Der Versuchsanbau ist in jedem Weinbauland unterschiedlich geregelt.
Sie müssen sich vorab an Ihre zuständige Genehmigungsbehörde wenden. Ihre Zustimmung ist Voraussetzung für eine verbindliche Bestellung. Die Genehmigung ist Ermessenssache der Behörde und wird in den jeweiligen Weinbauländern unterschiedlich gehandhabt.

Habe ich mit einer Versuchsanlage viel zusätzlichen Aufwand?

Nein.
Die allgemeinen Voraussetzungen sind gerade in der jüngeren Vergangenheit gelockert worden. Der Versuchsanbau soll dem Züchter neue Sortenerkenntnisse bringen. Er wird einige Daten haben wollen, die Ihnen ohnehin bekannt sind. Falls mit dem gelieferten Pflanzgut eine Vermehrungsanlage aufgebaut werden soll, haben Sie einige weitere Dinge zu beachten, die Ihnen im persönlichen Gespräch näher erklärt werden. Aber Sie werden sehen, dass sich der zusätzliche Aufwand in Grenzen hält.

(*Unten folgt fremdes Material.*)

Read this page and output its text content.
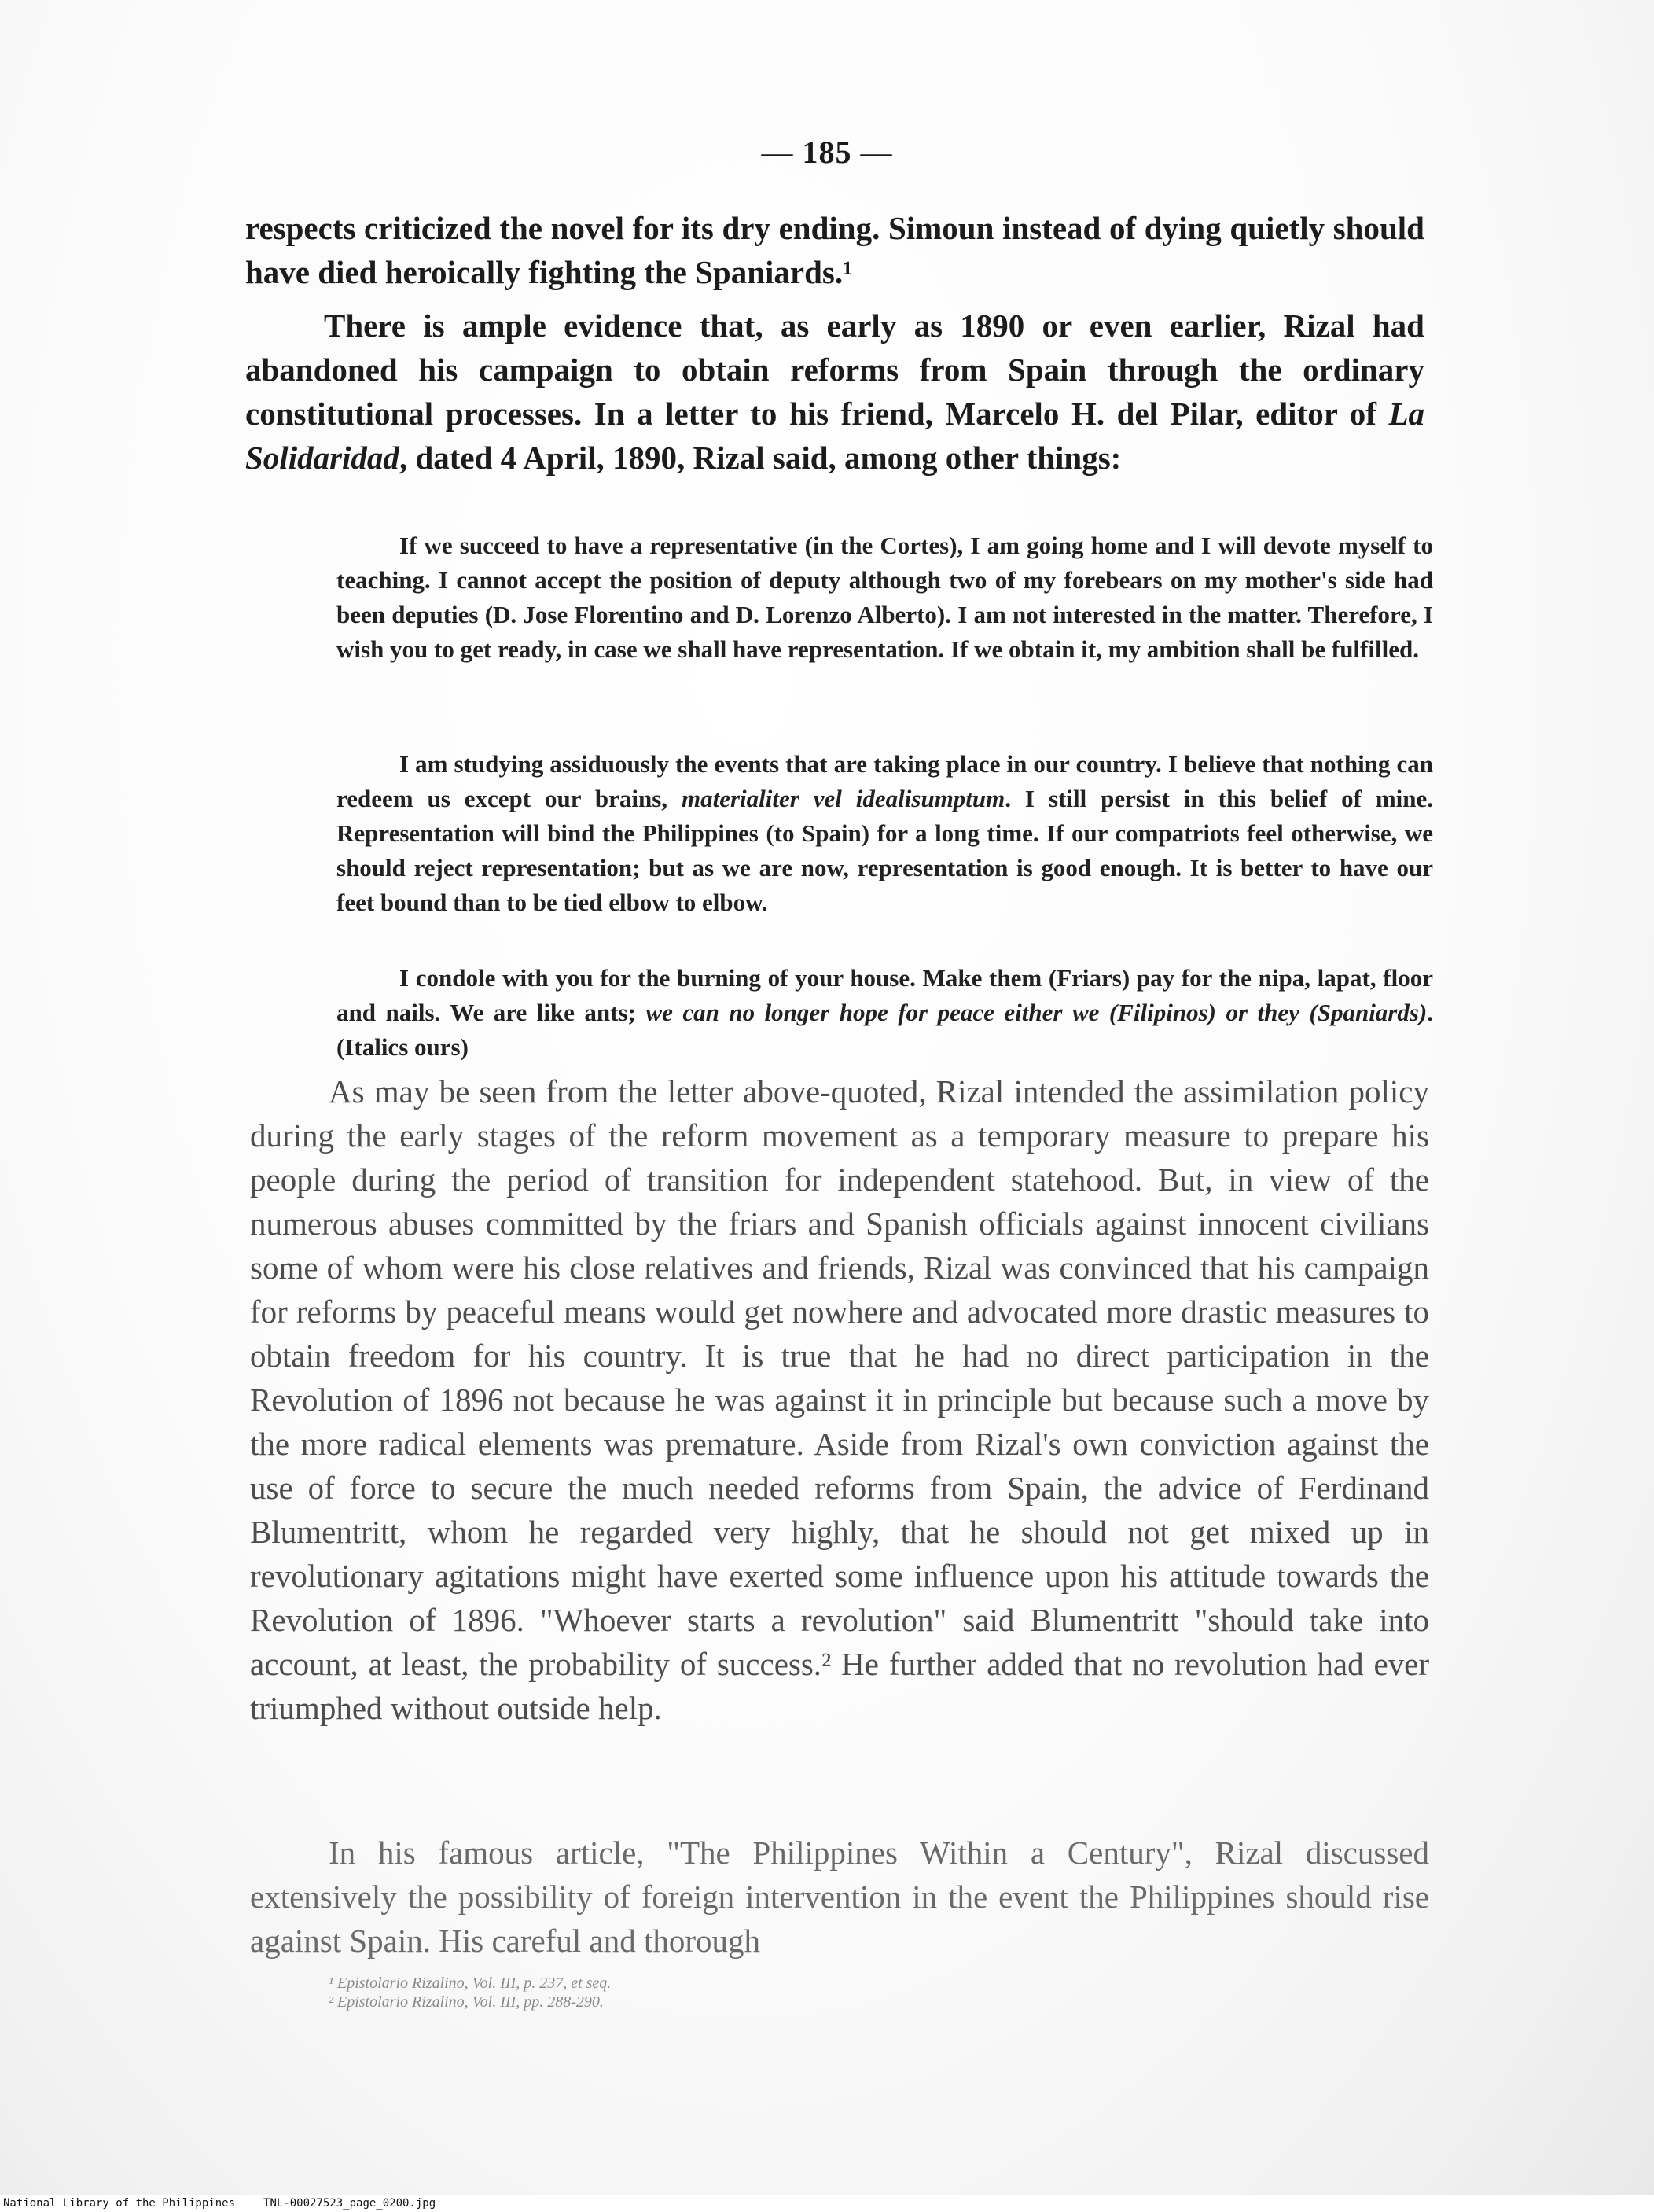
— 185 —

respects criticized the novel for its dry ending. Simoun instead of dying quietly should have died heroically fighting the Spaniards.¹

There is ample evidence that, as early as 1890 or even earlier, Rizal had abandoned his campaign to obtain reforms from Spain through the ordinary constitutional processes. In a letter to his friend, Marcelo H. del Pilar, editor of La Solidaridad, dated 4 April, 1890, Rizal said, among other things:

If we succeed to have a representative (in the Cortes), I am going home and I will devote myself to teaching. I cannot accept the position of deputy although two of my forebears on my mother's side had been deputies (D. Jose Florentino and D. Lorenzo Alberto). I am not interested in the matter. Therefore, I wish you to get ready, in case we shall have representation. If we obtain it, my ambition shall be fulfilled.

I am studying assiduously the events that are taking place in our country. I believe that nothing can redeem us except our brains, materialiter vel idealisumptum. I still persist in this belief of mine. Representation will bind the Philippines (to Spain) for a long time. If our compatriots feel otherwise, we should reject representation; but as we are now, representation is good enough. It is better to have our feet bound than to be tied elbow to elbow.

I condole with you for the burning of your house. Make them (Friars) pay for the nipa, lapat, floor and nails. We are like ants; we can no longer hope for peace either we (Filipinos) or they (Spaniards). (Italics ours)

As may be seen from the letter above-quoted, Rizal intended the assimilation policy during the early stages of the reform movement as a temporary measure to prepare his people during the period of transition for independent statehood. But, in view of the numerous abuses committed by the friars and Spanish officials against innocent civilians some of whom were his close relatives and friends, Rizal was convinced that his campaign for reforms by peaceful means would get nowhere and advocated more drastic measures to obtain freedom for his country. It is true that he had no direct participation in the Revolution of 1896 not because he was against it in principle but because such a move by the more radical elements was premature. Aside from Rizal's own conviction against the use of force to secure the much needed reforms from Spain, the advice of Ferdinand Blumentritt, whom he regarded very highly, that he should not get mixed up in revolutionary agitations might have exerted some influence upon his attitude towards the Revolution of 1896. "Whoever starts a revolution" said Blumentritt "should take into account, at least, the probability of success.² He further added that no revolution had ever triumphed without outside help.

In his famous article, "The Philippines Within a Century", Rizal discussed extensively the possibility of foreign intervention in the event the Philippines should rise against Spain. His careful and thorough

¹ Epistolario Rizalino, Vol. III, p. 237, et seq.
² Epistolario Rizalino, Vol. III, pp. 288-290.
National Library of the Philippines	TNL-00027523_page_0200.jpg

Wie ist der phytosanitäre Zustand der angebotenen Reben?

Die Sorten- und Klonenfunde wurden nach den aktuell gesetzlich vorgeschriebenen Bedingungen neu aufgebaut. Es sind alle Voraussetzungen gegeben, damit einem in „Verkehrbringen“ und einem weiteren Aufbau von Vermehrungsanlagen nichts im Wege steht.